14

17.2K 2.5K 536
                                    

Bukan hal mudah bekerja sebagai sekretaris pribadi—yah, meskipun gajinya pun tak kalah main-main.

Mengurus bayi besar yang sedang menenggak habis susu pisang itu sama seperti kau mengejar kucing liar. Sulit sekali.

“Hwang, topiku.” Belum juga menempelkan pantat pada kursi, Jungkook sudah berseru.

Dengan sisa tenaga yang kumiliki, aku lantas meraih topi hitam favoritnya dan berlari kecil ke tempatnya berdiri saat ini.

Kakiku rasanya sakit sekali. Setelah selesai rapat dengan beberapa rekan bisnisnya, Jungkook mendadak mengajakku membeli jas-jas kerja baru di salah satu mal mewah.

Tak hanya itu, dia menyuruhku untuk membawa semua paper bag yang berjumlah empat.

Tidak banyak memang, tapi tanganku seperti sudah putus dari pundakku.

Belum cukup sampai di sana, Jungkook mengajakku lagi untuk bermain boling setelah lima belas menit kami sampai di kantor.

Bukan apa-apa. Masalahnya, jadwalnya bermain boling adalah hari Kamis, sedangkan ini masih hari Rabu.

“Kau sewa tempat ini berapa menit?” tanyanya usai memakai topi.

“Tiga puluh menit, Pak.”

Dia hanya mengangguk, kemudian memintaku untuk menjauh darinya.

Aku duduk sendirian, mengamati punggung lebar berbalut jaket hitam tengah berdiri tegak sembari membawa bola.

Bicara soal ‘cemburu’ yang pernah ia katakan di apartemen dua minggu yang lalu, sekarang dia sudah tak secerewet dulu lagi.

Hanya saja, sifatnya yang suka memerintah semakin bertambah menyebalkan.

Mengetukkan ujung sepatuku di atas lantai, kurasakan bosan menyergap setelah Jungkook asyik bermain.

Aku hanya bisa mendengar suara bola yang menggelinding, kemudian disusul suara bola menabrak pin dengan keras.

Tolong jangan lupakan seruan Jungkook karena berhasil menggugurkan seluruh pin dengan sempurna.

Manakala aku mulai terhanyut dengan tampang seriusnya, ponsel Jungkook berdering sehingga membuatku mau tak mau harus mengambilnya dari laci kecil untuk pengunjung dan berlari ke arahnya.

“Ada yang menelepon, Pak.”

Jungkook menoleh setelah aku mengudarakan ponsel sejajar dengan dadanya.

“Dari siapa? Kalau bukan orang penting, kau saja yang angkat dan bilang aku sedang istirahat,” katanya tanpa memedulikan ponselnya yang terus mengeluarkan bunyi.

“Donghan, Pak.” Sejurus kemudian, dia lekas menggelindingkan bola sembarangan dan merebut ponselnya.

Aku mengerjap. Apa Donghan termasuk orang penting?

“Biar aku saja,” putusnya sebelum menempelkan ponsel di telinganya.

Aku mengekorinya yang berdiri mendekati kursi. Saat dia duduk sambil menyilangkan kakinya, aku tetap berdiri di samping tubuhnya.

“Kenapa? Kau suka? ... alasan. Bilang saja kalau kau memang suka. Iya, kan? ... tidak, aku bisa pulang sendiri.”

Setelah itu, dia menekan ikon merah pada layar dan menyerahkan ponselnya padaku.

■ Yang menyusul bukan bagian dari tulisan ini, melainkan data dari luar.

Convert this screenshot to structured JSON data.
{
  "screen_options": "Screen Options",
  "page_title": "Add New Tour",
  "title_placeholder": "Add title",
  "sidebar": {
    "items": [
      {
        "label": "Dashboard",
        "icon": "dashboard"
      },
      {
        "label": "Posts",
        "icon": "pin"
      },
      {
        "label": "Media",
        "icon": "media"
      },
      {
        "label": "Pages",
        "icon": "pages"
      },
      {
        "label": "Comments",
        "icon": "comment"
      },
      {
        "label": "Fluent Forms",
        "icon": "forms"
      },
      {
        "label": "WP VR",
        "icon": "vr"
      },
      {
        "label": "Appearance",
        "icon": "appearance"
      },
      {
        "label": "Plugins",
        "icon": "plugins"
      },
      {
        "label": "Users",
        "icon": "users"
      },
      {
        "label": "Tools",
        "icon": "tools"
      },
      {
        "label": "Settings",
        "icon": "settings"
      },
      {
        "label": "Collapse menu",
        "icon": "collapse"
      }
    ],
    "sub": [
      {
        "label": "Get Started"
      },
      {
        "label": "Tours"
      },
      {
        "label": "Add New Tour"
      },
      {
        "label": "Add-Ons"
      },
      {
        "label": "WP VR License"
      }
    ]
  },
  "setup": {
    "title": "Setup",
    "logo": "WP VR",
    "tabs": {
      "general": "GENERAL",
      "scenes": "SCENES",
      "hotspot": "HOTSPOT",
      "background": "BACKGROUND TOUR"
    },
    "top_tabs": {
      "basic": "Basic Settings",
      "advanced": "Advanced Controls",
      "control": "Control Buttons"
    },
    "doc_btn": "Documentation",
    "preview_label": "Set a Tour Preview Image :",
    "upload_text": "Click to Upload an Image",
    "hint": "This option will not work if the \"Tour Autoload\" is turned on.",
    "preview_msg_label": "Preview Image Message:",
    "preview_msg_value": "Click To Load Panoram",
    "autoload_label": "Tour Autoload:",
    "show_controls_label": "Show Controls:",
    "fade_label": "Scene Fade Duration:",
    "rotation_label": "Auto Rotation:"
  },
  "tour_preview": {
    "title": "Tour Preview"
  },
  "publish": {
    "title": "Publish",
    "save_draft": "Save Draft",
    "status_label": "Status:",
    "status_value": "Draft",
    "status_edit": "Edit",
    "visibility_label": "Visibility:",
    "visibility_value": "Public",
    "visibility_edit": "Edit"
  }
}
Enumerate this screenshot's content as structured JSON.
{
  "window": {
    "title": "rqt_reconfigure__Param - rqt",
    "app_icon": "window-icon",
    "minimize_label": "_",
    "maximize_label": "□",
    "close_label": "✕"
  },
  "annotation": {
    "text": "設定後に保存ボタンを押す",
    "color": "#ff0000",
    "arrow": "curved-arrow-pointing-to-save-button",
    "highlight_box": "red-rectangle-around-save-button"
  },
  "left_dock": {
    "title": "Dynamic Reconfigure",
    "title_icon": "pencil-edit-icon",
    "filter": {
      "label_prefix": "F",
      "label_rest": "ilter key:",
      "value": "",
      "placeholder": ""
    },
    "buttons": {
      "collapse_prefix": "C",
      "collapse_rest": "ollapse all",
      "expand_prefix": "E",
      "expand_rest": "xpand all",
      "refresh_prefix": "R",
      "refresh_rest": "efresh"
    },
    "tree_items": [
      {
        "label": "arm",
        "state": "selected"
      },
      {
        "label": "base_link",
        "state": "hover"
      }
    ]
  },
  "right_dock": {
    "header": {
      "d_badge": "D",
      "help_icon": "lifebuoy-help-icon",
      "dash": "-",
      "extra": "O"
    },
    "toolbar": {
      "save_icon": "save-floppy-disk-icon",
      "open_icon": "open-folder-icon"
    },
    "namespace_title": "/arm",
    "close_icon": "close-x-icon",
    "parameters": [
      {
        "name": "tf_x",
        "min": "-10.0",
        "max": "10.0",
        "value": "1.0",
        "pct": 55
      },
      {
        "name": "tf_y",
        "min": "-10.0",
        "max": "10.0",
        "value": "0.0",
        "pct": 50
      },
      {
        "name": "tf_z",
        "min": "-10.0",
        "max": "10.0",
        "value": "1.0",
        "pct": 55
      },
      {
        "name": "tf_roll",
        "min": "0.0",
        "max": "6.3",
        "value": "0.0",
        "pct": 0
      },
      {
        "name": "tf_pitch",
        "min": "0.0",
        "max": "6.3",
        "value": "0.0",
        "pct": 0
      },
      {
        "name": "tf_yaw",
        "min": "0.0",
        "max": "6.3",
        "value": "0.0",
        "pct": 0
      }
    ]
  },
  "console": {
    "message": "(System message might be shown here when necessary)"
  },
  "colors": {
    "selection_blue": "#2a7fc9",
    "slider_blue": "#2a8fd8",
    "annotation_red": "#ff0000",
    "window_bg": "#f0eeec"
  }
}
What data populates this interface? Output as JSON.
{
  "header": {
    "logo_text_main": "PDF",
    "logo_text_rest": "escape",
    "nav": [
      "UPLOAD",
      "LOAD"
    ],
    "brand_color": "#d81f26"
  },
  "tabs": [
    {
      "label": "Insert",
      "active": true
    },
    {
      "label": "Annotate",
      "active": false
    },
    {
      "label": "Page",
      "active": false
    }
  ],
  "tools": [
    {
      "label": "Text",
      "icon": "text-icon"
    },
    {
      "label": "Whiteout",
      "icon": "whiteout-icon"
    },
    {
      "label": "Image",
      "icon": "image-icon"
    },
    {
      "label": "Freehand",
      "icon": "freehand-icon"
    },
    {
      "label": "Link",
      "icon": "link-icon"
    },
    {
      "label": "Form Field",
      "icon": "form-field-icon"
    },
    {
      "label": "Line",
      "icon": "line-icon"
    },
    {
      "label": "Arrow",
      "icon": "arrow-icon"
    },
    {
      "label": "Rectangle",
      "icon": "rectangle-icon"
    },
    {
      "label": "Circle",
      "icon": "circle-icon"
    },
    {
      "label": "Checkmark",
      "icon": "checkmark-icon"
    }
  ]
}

Air mukanya berubah masam, kemudian melirikku sejenak.

“Sekarang, kau harus duduk di kursi belakang jika Donghan yang menyetir,” katanya tiba-tiba.

Aku memgernyitkan dahi. “Kenapa? Bukankah Bapak yang menyuruh saya duduk di depan?” tanyaku memastikan.

Memang benar, kan? Dia tidak pernah mau duduk satu kursi denganku.